Rokhmat Ardiyan Dorong Dewan Energi Nasional Kawal Kedaulatan Energi dan Transisi Menuju Energi Hijau

Anggota Komisi XII DPR RI Rokhmat Ardiyan dalam Rapat Dengar Pendapat RDP Komisi XII DPR RI bersam20251112184903

JAKARTA, Fraksigerindra.id – Anggota Komisi XII DPR RI, Rokhmat Ardiyan, menegaskan bahwa Dewan Energi Nasional (DEN) memegang peran sangat penting dalam menjalankan Peraturan Pemerintah Nomor 40 Tahun 2025 tentang Kebijakan Energi Nasional. Ia menilai kebijakan energi harus diarahkan untuk mewujudkan kedaulatan energi yang adil, merata, serta benar-benar membawa kesejahteraan bagi rakyat.

Dalam rapat bersama Sekretaris Jenderal Dewan Energi Nasional di Senayan pada Rabu (12/11/2025), Rokhmat menyampaikan bahwa DEN harus mendukung penuh Kementerian Energi dan Sumber Daya Mineral dalam semua langkah strategis, khususnya yang terkait pengembangan energi baru dan terbarukan.

Ia menekankan bahwa arah kebijakan energi harus sejalan dengan visi Presiden Prabowo Subianto dalam memaksimalkan potensi sumber daya alam untuk kesejahteraan nasional. Target pertumbuhan ekonomi 6-7% pada 2026 hingga 8 persen pada 2029, menurutnya, hanya dapat tercapai jika sektor energi kuat, berkelanjutan, dan modern.

Rokhmat juga menyampaikan bahwa kebijakan energi tidak boleh dipersempit sebagai urusan teknis semata. Ia mendorong DEN lebih aktif memberikan pemahaman kepada masyarakat mengenai manfaat transisi energi, termasuk potensi pengolahan sampah menjadi listrik melalui investasi swasta.

Ia menyoroti tingginya ketergantungan Pulau Jawa pada pembangkit listrik berbahan bakar batu bara, dan mendorong percepatan pemanfaatan energi panas bumi.
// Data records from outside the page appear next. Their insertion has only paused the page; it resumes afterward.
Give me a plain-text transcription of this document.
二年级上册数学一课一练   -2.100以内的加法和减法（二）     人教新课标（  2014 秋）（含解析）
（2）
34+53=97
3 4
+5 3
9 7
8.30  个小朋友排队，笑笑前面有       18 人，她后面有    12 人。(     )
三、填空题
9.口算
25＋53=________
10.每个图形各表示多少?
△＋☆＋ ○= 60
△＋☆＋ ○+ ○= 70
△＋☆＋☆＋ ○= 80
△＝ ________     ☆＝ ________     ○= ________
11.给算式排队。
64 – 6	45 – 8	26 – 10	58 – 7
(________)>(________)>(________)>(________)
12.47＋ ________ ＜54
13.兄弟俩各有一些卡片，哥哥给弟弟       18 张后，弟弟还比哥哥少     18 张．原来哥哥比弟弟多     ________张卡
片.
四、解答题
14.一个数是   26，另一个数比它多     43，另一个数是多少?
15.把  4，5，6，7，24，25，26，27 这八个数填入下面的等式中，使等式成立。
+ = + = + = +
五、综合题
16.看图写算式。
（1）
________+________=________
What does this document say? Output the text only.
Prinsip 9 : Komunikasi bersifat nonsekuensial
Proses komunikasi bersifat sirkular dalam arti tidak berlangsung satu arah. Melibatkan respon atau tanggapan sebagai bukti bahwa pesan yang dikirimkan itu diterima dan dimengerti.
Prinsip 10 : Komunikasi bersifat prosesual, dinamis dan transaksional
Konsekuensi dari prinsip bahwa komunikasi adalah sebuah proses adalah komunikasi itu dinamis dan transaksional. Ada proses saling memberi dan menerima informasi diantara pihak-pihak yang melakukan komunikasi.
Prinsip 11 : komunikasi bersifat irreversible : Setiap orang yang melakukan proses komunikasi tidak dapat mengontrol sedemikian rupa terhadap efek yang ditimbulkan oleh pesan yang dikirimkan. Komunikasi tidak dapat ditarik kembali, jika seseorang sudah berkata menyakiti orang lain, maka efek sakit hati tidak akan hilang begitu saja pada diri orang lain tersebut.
Menurut Rokhmat, pengembangan panas bumi di berbagai wilayah seperti Gunung Rinjani, Slamet, Semeru, Ciremai, hingga Salak harus disertai mekanisme bagi hasil yang menguntungkan daerah penghasil.

Selain itu, ia menekankan potensi besar energi terbarukan lainnya seperti tenaga surya di gedung dan danau, serta tenaga angin di wilayah selatan Jawa dari Pangandaran hingga Banyuwangi. Diversifikasi energi ini dinilai penting untuk mewujudkan kedaulatan energi sekaligus membuka peluang ekspor energi bersih.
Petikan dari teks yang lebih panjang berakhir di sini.